Machine Spec Requirements with GLiNER

The Rasa Pro image with pre-downloaded GLiNER model will be larger than the standard Rasa Pro image due to the GLiNER model size. If you are running the Rasa Pro assistant with the GLiNER model in a Docker container, ensure that your machine has sufficient resources to run the model.

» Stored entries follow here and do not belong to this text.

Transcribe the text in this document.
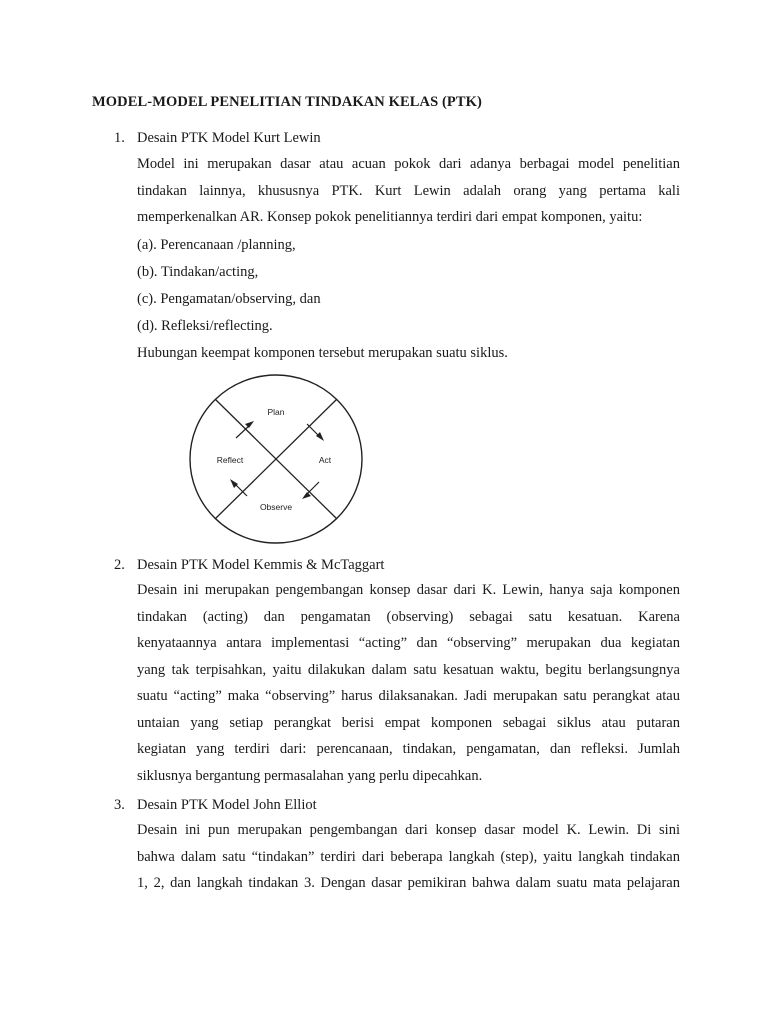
MODEL-MODEL PENELITIAN TINDAKAN KELAS (PTK)
1. Desain PTK Model Kurt Lewin
Model ini merupakan dasar atau acuan pokok dari adanya berbagai model penelitian
tindakan lainnya, khususnya PTK. Kurt Lewin adalah orang yang pertama kali
memperkenalkan AR. Konsep pokok penelitiannya terdiri dari empat komponen, yaitu:
(a). Perencanaan /planning,
(b). Tindakan/acting,
(c). Pengamatan/observing, dan
(d). Refleksi/reflecting.
Hubungan keempat komponen tersebut merupakan suatu siklus.
Plan
Reflect	Act
Observe
2. Desain PTK Model Kemmis & McTaggart
Desain ini merupakan pengembangan konsep dasar dari K. Lewin, hanya saja komponen
tindakan (acting) dan pengamatan (observing) sebagai satu kesatuan. Karena
kenyataannya antara implementasi “acting” dan “observing” merupakan dua kegiatan
yang tak terpisahkan, yaitu dilakukan dalam satu kesatuan waktu, begitu berlangsungnya
suatu “acting” maka “observing” harus dilaksanakan. Jadi merupakan satu perangkat atau
untaian yang setiap perangkat berisi empat komponen sebagai siklus atau putaran
kegiatan yang terdiri dari: perencanaan, tindakan, pengamatan, dan refleksi. Jumlah
siklusnya bergantung permasalahan yang perlu dipecahkan.
3. Desain PTK Model John Elliot
Desain ini pun merupakan pengembangan dari konsep dasar model K. Lewin. Di sini
bahwa dalam satu “tindakan” terdiri dari beberapa langkah (step), yaitu langkah tindakan
1, 2, dan langkah tindakan 3. Dengan dasar pemikiran bahwa dalam suatu mata pelajaran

In addition, if you are running your Rasa Pro assistant with multiple Sanic workers, the GLiNER model will be loaded into memory for each worker and will require additional 1 - 2GB of memory per worker. Ensure to choose your assistant's number of Sanic workers according to the available memory on your machine. For example, a machine with 32GB of RAM can run up to 10 Sanic workers with the GLiNER model loaded in memory.

Environment Variables

You can configure the PII management capability using the following environment variables:

  • USER_CHAT_INACTIVITY_IN_MINUTES: The number of minutes after which the user chat session is considered inactive. Default is 30 minutes. This is used to determine if the session should be processed for PII anonymization or deletion in the tracker store.
  • GLINER_MODEL_PATH: The path to the downloaded GLiNER PII model in your Rasa Pro project.
  • HUGGINGFACE_HUB_CACHE_DIR: The path to the HuggingFace Hub cache directory if defined when downloading the GLiNER model.